Aslında bu konu da daha önce ele alınan ruh çağırma meselesinin bir alt başlığı olarak görülebilir. Bu yöntem gaipten haber verme yöntemlerinden biri olup, medyumluk sezgilerine sahip olduğu düşünülen kişilerin ölen kişilerin ruhlarını büyü vb. tekniklerle çağırarak onlarla iletişim kurmasıdır. Bu yöntemle geçmişle ilgili bilgiler elde edilmeye çalışıldığı gibi, aynı zamanda ölen kişinin ölüm sebebini bulma amaçlı da kullanılabilmektedir.
Tarihte pek çok toplulukta ölülerin ruhlarıyla iletişim kurma ve onlardan bilgi alma gibi uygulamalara rastlanmaktadır ve tarihi İlkçağ inançlarına kadar gerilere gitmektedir. Ancak günümüzde de benzer inançların pek çok toplumda varlığını sürdürdüğünü söylemek mümkün görünüyor.
Medyum, Latince “aracı” anlamına gelen bir kelime olup, ölülerle diriler arasında bir nevi aracılık işlemi üstlendiğini iddia etmesi sebebiyle bu isim kullanılmıştır. Çeşitli yöntem ve tekniklerle ruhların çağrılabildiğini ve çağrılan ruhların kendi ağızlarıyla konuştuğunu iddia ederler. Medyumun kolayca etki altında kalabilmesi ve trans haline geçebilmesi için genelde kişilik açısından zayıf insanlar bu işi yaparlar.
Medyum kişi aynı anda hem ruhî hem de dünyevî hayatı paylaşmaktadır. Medyumlar trans hallerinde birtakım kendilerine ait olmayan düşünceler, söz ve bilgiler ortaya koyabilirler.33 Medyumlar kişilik özellikleri ve medyana getirdikleri etkilere bağlı olarak medyumları çeşitlere ayırırlar ki mekândan mekâna nakiller oluşturan, fiziksel etkilere sahip medyumlar olduğu gibi, resimci, şair ve şifacı medyumlar da mevcuttur. Onlar bu özellik ve yetenekleriyle ölülerin seslerini çoğu defa canlı birinin sesiymiş gibi açık ve seçik olarak bazan da derunlarındaki fısıltılar şeklinde duyduklarını iddia ederler.34 Çünkü medyumlar, trans hallerinde normal zamanlarında sahip olmadıkları bazı hassasiyetlere sahip olabilirler. Ancak medyumların yaygın olarak bilinenleri, pek çok özelliği barındıran fizikî etkilere sahip medyumlardır.

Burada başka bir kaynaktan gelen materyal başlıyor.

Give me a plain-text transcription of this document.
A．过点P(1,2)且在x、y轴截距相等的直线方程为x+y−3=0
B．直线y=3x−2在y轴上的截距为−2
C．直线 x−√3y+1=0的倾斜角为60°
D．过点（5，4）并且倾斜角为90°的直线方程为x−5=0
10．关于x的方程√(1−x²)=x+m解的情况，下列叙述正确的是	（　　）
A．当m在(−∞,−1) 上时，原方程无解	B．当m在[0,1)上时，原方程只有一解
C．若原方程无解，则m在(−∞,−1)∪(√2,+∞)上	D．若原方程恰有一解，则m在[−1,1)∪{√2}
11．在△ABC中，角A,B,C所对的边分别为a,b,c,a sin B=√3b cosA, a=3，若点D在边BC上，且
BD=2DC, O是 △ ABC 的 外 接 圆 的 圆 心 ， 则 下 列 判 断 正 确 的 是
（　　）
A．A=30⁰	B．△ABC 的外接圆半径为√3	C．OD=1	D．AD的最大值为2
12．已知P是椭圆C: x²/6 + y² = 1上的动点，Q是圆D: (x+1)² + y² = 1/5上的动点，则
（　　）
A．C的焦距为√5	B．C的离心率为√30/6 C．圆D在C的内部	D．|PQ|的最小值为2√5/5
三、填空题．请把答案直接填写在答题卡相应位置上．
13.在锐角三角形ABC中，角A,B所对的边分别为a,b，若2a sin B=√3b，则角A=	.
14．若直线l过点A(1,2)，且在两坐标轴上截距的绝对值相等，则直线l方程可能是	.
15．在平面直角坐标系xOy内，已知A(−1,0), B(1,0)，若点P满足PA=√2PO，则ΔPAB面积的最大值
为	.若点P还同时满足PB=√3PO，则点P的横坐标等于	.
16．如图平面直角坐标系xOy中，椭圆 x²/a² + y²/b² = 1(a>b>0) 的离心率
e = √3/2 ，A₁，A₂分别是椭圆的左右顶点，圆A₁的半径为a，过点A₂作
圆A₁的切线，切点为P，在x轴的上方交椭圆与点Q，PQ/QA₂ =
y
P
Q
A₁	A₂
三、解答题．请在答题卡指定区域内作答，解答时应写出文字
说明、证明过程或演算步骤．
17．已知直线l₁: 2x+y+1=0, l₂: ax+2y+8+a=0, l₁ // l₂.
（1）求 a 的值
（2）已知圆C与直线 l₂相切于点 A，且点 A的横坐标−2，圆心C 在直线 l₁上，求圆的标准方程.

Medyumlukla ilgili zihinlerde şüphe uyandıran ve tartışmaya açık pek çok husus bulunmaktadır. Bazı insanların yaratılış icabı diğerlerinden farklı öngörü ve sezgilere sahip olması mümkündür. Bu öngörü ve sezinin derecesi ve ölçüsünü tespit edebilmek zor olduğu gibi, bu sezilere dayanarak ölülerle iletişim kurduğunu söylemek ve birtakım bilgiler aktarmanın gerçekliği de son derece tartışılabilir gibi görünüyor. Diğer taraftan insan ruhu çağrılabilir ve istendiği zaman iletişim kurulabilir nitelikte bir varlık da değildir. Çünkü ruh Allah’ın emrinde olup, onunla ilgili insanların bilgisi son derece sınırlıdır.
Ayrıca ruhlarla iletişim kurma ve onlarla görüşme konusunda hiçbir kimse diğerinden daha avantajlı konumda değildir. Kaldı ki ruhların istediğiyle görüşüp istediğiyle görüşmek istemeyen bir özelliklerinin olup olmadığı da bilinmemektedir. Medyumların ölülerin ruhlarıyla iletişim kurabildiği iddiası pek fazla sağlıklı görünmüyor. Bu tarzdaki iddialar bir gerçeği ifade etmekten çok, belki cinleri kullanarak ve bazı gayba ait bilgiler aktararak insanların ilgisini çekmek ve belki de belli ölçüde menfaat temin etmenin ötesinde bir anlam taşımıyor. Medyumların verdiği haberlerin bir kısmı gelecekle ilgili ise, bu kesinlikle mümkün değildir; gaybı bilme konusunda hiç kimse imtiyazlı konumda değildir. Gaybın bilgisi yalnızca Allah’a mahsustur.